Background and Goal of Study: Perioperative visual loss has reported in patients placed trendelenburg position and many previous reports has shown that the intraocular pressure (IOP) was increased in trendelenburg position. Thus, perioperative visual loss may be raised IOP decreasing ocular perfusion and causing an ischemic optic neuropathy. Awad H. et al. have reported that IOP increases significantly in patients undergoing robotic prostatectomy in the steep trendelenburg position.
But there are no reports to compare the IOP changes under propofol and sevoflurane anesthesia. Therefore, we conducted to compare IOP changes under propofol and sevoflurane anesthesia during robotic prostatectomy in the steep trendelenburg position.

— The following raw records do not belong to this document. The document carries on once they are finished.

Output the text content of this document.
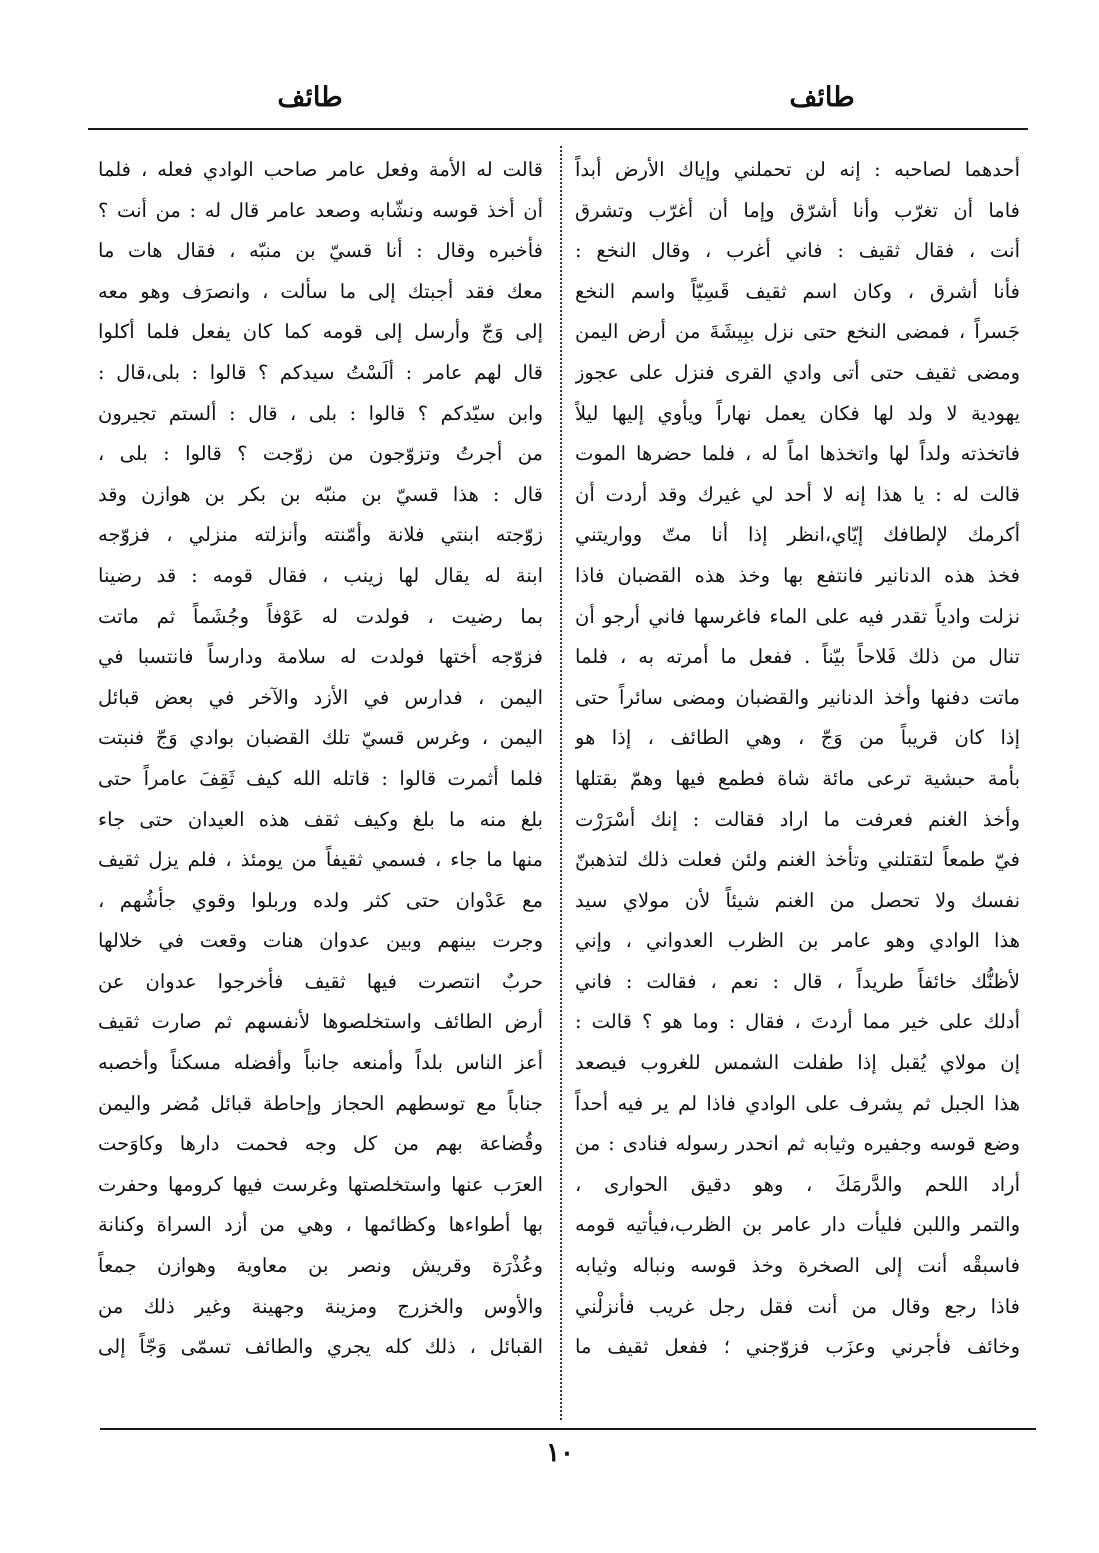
طائف
طائف
أحدهما لصاحبه : إنه لن تحملني وإياك الأرض أبداً
فاما أن تغرّب وأنا أشرّق وإما أن أغرّب وتشرق
أنت ، فقال ثقيف : فاني أغرب ، وقال النخع :
فأنا أشرق ، وكان اسم ثقيف قَسِيّاً واسم النخع
جَسراً ، فمضى النخع حتى نزل ببِيشَةَ من أرض اليمن
ومضى ثقيف حتى أتى وادي القرى فنزل على عجوز
يهودية لا ولد لها فكان يعمل نهاراً ويأوي إليها ليلاً
فاتخذته ولداً لها واتخذها اماً له ، فلما حضرها الموت
قالت له : يا هذا إنه لا أحد لي غيرك وقد أردت أن
أكرمك لإلطافك إيّاي،انظر إذا أنا متّ وواريتني
فخذ هذه الدنانير فانتفع بها وخذ هذه القضبان فاذا
نزلت وادياً تقدر فيه على الماء فاغرسها فاني أرجو أن
تنال من ذلك فَلاحاً بيّناً . ففعل ما أمرته به ، فلما
ماتت دفنها وأخذ الدنانير والقضبان ومضى سائراً حتى
إذا كان قريباً من وَجّ ، وهي الطائف ، إذا هو
بأمة حبشية ترعى مائة شاة فطمع فيها وهمّ بقتلها
وأخذ الغنم فعرفت ما اراد فقالت : إنك أسْرَرْت
فيّ طمعاً لتقتلني وتأخذ الغنم ولئن فعلت ذلك لتذهبنّ
نفسك ولا تحصل من الغنم شيئاً لأن مولاي سيد
هذا الوادي وهو عامر بن الظرب العدواني ، وإني
لأظنُّك خائفاً طريداً ، قال : نعم ، فقالت : فاني
أدلك على خير مما أردتَ ، فقال : وما هو ؟ قالت :
إن مولاي يُقبل إذا طفلت الشمس للغروب فيصعد
هذا الجبل ثم يشرف على الوادي فاذا لم ير فيه أحداً
وضع قوسه وجفيره وثيابه ثم انحدر رسوله فنادى : من
أراد اللحم والدَّرمَكَ ، وهو دقيق الحوارى ،
والتمر واللبن فليأت دار عامر بن الظرب،فيأتيه قومه
فاسبقْه أنت إلى الصخرة وخذ قوسه ونباله وثيابه
فاذا رجع وقال من أنت فقل رجل غريب فأنزلْني
وخائف فأجرني وعزَب فزوّجني ؛ ففعل ثقيف ما
قالت له الأمة وفعل عامر صاحب الوادي فعله ، فلما
أن أخذ قوسه ونشّابه وصعد عامر قال له : من أنت ؟
فأخبره وقال : أنا قسيّ بن منبّه ، فقال هات ما
معك فقد أجبتك إلى ما سألت ، وانصرَف وهو معه
إلى وَجّ وأرسل إلى قومه كما كان يفعل فلما أكلوا
قال لهم عامر : ألَسْتُ سيدكم ؟ قالوا : بلى،قال :
وابن سيّدكم ؟ قالوا : بلى ، قال : ألستم تجيرون
من أجرتُ وتزوّجون من زوّجت ؟ قالوا : بلى ،
قال : هذا قسيّ بن منبّه بن بكر بن هوازن وقد
زوّجته ابنتي فلانة وأمّنته وأنزلته منزلي ، فزوّجه
ابنة له يقال لها زينب ، فقال قومه : قد رضينا
بما رضيت ، فولدت له عَوْفاً وجُشَماً ثم ماتت
فزوّجه أختها فولدت له سلامة ودارساً فانتسبا في
اليمن ، فدارس في الأزد والآخر في بعض قبائل
اليمن ، وغرس قسيّ تلك القضبان بوادي وَجّ فنبتت
فلما أثمرت قالوا : قاتله الله كيف ثَقِفَ عامراً حتى
بلغ منه ما بلغ وكيف ثقف هذه العيدان حتى جاء
منها ما جاء ، فسمي ثقيفاً من يومئذ ، فلم يزل ثقيف
مع عَدْوان حتى كثر ولده وربلوا وقوي جأشُهم ،
وجرت بينهم وبين عدوان هنات وقعت في خلالها
حربٌ انتصرت فيها ثقيف فأخرجوا عدوان عن
أرض الطائف واستخلصوها لأنفسهم ثم صارت ثقيف
أعز الناس بلداً وأمنعه جانباً وأفضله مسكناً وأخصبه
جناباً مع توسطهم الحجاز وإحاطة قبائل مُضر واليمن
وقُضاعة بهم من كل وجه فحمت دارها وكاوَحت
العرَب عنها واستخلصتها وغرست فيها كرومها وحفرت
بها أطواءها وكظائمها ، وهي من أزد السراة وكنانة
وعُذْرَة وقريش ونصر بن معاوية وهوازن جمعاً
والأوس والخزرج ومزينة وجهينة وغير ذلك من
القبائل ، ذلك كله يجري والطائف تسمّى وَجّاً إلى
١٠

Materials and Methods: In prospective randomized controlled study, 27 patients undergoing robotic prostatectomy were studied. Patients were randomly allocated to the propofol or sevoflurane group and the anesthetic agent was administered to maintain the bispectral index between 40 and 60. The IOP was measured using a Tonopen XL hand-held tonometer before anesthesia in supine position (T0), 10 min after intubation (T1), 10 min and 2 hours after steep trandelenburg position & pneumoperitoneum (T2,T3), 10 min after prostatectomy (T4), 10 min after returning to the supine position & deflation of abdominal gas (T5), and 30 min after admitted recovery room (T6).
Results and Discussion: There was a significant increase in IOP during robotic prostatectomy with steep trendelenburg position in both groups. The IOP tended to be higher in the propofol group than in the sevoflurane group, although the differences between the groups were not statistically significant. Patients with glaucoma were not included in our study, further studies would be required to prove the IOP changes in patients with preexisting eye disease.
During robotic prostatectomy with steep trendelenburg position, IOP was significantly increased, but there were no differences between propofol and sevoflurane anesthesia
1. Awad H et al. Anesth Analg. 2009;109(2):473-8. The effects of steep trendelenburg positioning on intraocular pressure during robotic radical prostatectomy.
2. Weber ED et al. J Neuroophthalmol. 2007;27(4):285-7. Posterior ischemic optic neuropathy after minimally invasive prostatectomy.
3. Molloy BL. AANA J. 2011;79(2):115-21. Implications for postoperative visual loss: steep trendelenburg position and effects on intraocular pressure.